Why isn’t this spy caper better known? Made on location in Marrakesh with a young Klaus Kinski, its opening credits with Gnawa musicians in the Jamā’ al-Fna, a sex scene evoking a nude Scheherazade wrapped in a Berber blanket, and a cavalcaded fantasia delivering the fugitive lovers to the palace of the El Caïd, played by Terry-Thomas (“At Eton they called me The Oily Can”), who drives his Rolls Royce like a campy Peter O’Toole’s Lawrence in Arab robe and headdress. The Mamounia Hotel never looked better, not twenty five years later when I saw it from the outside, nor ten years after that when they comped me a room.

A Raiment of camels

…the Kababish, a friendly tribe…Real children of the desert these natives looked…reminding me of a beau-ideal John the Baptist…

-With the Camel Corps Up the Nile, 1889, Lord Edward Gleichen

And John had a raiment of camel hair…

-Matthew 3:4

The drovers’ clothing was of Sudanese cotton and sheep wool, not camel hair, a Jazz Age fabric made from the underbellies of Bactrians, not dromedaries. So no, they looked nothing like John the Baptist, who carried a cross and a lamb while they carried hippo-hide whips and goatskin water bags.

Majnūn for our mazāj

For Allah created the English mad- the maddest of all mankind!

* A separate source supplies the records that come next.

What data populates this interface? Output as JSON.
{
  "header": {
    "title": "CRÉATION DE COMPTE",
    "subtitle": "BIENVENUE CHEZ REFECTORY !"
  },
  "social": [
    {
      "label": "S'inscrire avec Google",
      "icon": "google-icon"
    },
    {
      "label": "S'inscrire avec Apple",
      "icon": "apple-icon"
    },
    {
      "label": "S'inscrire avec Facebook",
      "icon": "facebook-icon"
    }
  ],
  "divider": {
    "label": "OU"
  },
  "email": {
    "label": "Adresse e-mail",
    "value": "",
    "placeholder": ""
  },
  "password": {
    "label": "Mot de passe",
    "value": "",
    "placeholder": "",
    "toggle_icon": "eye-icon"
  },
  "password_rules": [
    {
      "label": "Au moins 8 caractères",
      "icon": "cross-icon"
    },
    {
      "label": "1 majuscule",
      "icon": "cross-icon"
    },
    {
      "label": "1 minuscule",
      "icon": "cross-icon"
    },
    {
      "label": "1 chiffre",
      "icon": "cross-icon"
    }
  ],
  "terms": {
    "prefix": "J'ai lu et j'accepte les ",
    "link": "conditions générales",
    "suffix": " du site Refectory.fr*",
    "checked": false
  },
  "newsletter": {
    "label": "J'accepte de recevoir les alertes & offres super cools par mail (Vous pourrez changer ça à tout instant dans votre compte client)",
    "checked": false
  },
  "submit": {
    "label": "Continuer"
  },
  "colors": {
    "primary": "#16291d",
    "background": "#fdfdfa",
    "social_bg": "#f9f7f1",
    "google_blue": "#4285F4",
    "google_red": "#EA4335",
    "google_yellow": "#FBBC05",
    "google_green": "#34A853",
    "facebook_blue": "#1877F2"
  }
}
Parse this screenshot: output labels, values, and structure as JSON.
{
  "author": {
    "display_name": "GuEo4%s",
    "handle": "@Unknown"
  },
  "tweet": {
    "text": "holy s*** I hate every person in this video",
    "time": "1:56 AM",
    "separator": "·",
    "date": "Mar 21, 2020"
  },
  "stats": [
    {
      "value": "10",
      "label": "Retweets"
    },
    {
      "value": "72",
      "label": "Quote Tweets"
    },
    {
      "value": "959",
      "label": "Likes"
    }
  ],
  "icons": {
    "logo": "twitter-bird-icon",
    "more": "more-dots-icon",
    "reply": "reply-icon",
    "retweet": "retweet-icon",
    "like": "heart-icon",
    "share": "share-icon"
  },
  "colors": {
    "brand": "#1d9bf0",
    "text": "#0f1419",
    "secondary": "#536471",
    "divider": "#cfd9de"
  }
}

-Rudyard Kipling, Kitchener’s School, A poem about Gordon Memorial College, now the University of Khartoum

Majnūn, Insane, from the triliteral root J-N-N. Literally, Genied. Possessed by Jinns. Mad Dogs, Red Faced, Unbuttoned. I don’t know what some of the drovers thought about us, the Khawajas who rode with them. Most knew we were Amrīkān but some no doubt thought we were Ingilīz, because we spoke Ingilīzi. But they all must have thought us Majnūn because we told them we were riding the Darb to improve our Mazāj, our Mood.